Of course, being the LA Times it had to include Zapatero's urban legend (just like the "imminent threat" myth, that Bush never said but still gets repeated over and over again):
The political relationship between Madrid and Washington took a nose dive after the electoral victory of Zapatero and his Socialist party in March 2004, which ousted a right-wing government that had been especially friendly to the Bush administration.

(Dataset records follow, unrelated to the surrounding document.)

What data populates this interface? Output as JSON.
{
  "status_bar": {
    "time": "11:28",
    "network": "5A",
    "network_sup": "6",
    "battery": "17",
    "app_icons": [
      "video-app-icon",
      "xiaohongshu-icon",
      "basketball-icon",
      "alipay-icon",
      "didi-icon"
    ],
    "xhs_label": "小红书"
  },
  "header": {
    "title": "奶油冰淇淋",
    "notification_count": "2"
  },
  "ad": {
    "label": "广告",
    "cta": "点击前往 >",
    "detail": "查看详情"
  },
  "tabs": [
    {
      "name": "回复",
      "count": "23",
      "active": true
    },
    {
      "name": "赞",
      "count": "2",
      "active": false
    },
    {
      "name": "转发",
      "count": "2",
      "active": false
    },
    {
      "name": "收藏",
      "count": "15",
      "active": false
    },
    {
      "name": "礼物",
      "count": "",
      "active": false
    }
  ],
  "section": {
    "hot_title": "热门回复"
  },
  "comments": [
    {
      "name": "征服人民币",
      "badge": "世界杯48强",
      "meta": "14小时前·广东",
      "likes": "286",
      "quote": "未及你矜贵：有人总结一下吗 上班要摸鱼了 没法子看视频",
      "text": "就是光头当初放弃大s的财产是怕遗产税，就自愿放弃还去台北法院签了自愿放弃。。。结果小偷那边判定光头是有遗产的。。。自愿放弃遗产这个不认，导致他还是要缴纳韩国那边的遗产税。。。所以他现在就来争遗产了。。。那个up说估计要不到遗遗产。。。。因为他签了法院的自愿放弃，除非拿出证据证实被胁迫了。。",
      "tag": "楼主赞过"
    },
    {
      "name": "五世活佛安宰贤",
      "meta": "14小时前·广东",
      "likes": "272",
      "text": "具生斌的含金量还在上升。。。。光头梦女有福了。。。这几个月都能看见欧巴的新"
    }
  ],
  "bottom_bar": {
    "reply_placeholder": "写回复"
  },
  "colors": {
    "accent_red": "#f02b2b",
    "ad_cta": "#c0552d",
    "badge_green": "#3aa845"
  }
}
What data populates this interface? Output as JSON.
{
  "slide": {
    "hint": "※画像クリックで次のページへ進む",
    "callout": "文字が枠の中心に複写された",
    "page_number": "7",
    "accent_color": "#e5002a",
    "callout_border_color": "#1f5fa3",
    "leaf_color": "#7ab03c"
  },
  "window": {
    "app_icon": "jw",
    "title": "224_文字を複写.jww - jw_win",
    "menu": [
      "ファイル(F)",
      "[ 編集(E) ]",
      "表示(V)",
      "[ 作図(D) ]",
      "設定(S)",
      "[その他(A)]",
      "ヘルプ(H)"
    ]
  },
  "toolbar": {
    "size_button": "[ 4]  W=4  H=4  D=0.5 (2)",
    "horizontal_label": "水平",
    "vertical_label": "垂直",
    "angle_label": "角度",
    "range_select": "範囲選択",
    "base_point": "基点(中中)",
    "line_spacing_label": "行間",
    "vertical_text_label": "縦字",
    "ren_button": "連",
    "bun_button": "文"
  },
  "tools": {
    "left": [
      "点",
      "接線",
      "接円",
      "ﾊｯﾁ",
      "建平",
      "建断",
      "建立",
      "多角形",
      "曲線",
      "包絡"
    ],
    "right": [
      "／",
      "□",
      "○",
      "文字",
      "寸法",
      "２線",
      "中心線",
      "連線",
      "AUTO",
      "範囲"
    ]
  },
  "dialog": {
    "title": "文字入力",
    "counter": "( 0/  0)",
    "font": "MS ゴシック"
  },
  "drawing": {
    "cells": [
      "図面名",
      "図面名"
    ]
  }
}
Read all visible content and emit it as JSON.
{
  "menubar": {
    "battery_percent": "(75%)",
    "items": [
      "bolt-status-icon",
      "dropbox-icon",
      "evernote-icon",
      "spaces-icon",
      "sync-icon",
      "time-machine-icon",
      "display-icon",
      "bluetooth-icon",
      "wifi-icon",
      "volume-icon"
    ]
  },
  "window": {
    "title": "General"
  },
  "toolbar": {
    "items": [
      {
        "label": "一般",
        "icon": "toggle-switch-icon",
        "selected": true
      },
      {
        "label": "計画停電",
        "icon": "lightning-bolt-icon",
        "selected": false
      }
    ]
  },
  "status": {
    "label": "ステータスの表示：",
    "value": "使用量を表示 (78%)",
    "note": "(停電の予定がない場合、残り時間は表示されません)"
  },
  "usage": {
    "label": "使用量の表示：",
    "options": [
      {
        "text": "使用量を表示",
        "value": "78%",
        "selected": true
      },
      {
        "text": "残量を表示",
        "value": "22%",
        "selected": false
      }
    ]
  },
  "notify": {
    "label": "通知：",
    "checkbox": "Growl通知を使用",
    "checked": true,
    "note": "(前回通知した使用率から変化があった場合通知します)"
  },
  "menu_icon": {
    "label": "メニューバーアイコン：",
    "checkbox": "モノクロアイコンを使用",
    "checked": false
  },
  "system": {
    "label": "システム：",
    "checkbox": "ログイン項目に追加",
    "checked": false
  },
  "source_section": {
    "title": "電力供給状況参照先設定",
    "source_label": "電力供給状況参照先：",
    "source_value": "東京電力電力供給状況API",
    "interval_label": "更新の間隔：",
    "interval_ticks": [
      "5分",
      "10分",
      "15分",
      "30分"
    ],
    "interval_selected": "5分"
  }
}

Zapatero's first action was to make good on a long-standing campaign promise to remove Spanish troops from Iraq, to the overwhelming approval of Spaniards but the great irritation of Bush.
Which is not true. Not the Spaniards' approval or Bush's irritation, which are both undeniable, but the fact that withdrawing from Iraq on his very first day in office -a Sunday afternoon and before the Defense minister had sworn in- was to make good on a long-standing campaign promise. What Zapatero had said all along is that he would order the return of the troops if he won (duh!) and if there was no UN resolution by June 30, which there was: UNSC 1546, of June 9, 2004, with a yes vote from Spain, at that time a member of the Security Council.

He justified the abrupt pullout saying that he knew for sure that there was not going to be a resolution. He's a real Nostradamus, and I'm not being ironic: he was a real Nostradums, but of the lying kind. That's because he really saw the resolution coming before June 20, and he realized that if he waited until then he would be forced to leave the troops in Iraq. Not only that would conflict with his anti-war position, but he also needed the propaganda effect for the elections to the EU Parliament on June 13. Polls were predicting it as a tight race that Zapatero might even lose, so he needed any 'help' he could get so he could show the world that his March 14 victory was not a one-time miracle, conveniently assisted three days earlier by the mujahideen.

Even with the pullout, the results were a tie between the Socialists and the Popular Party, so the propaganda effect saved his ass.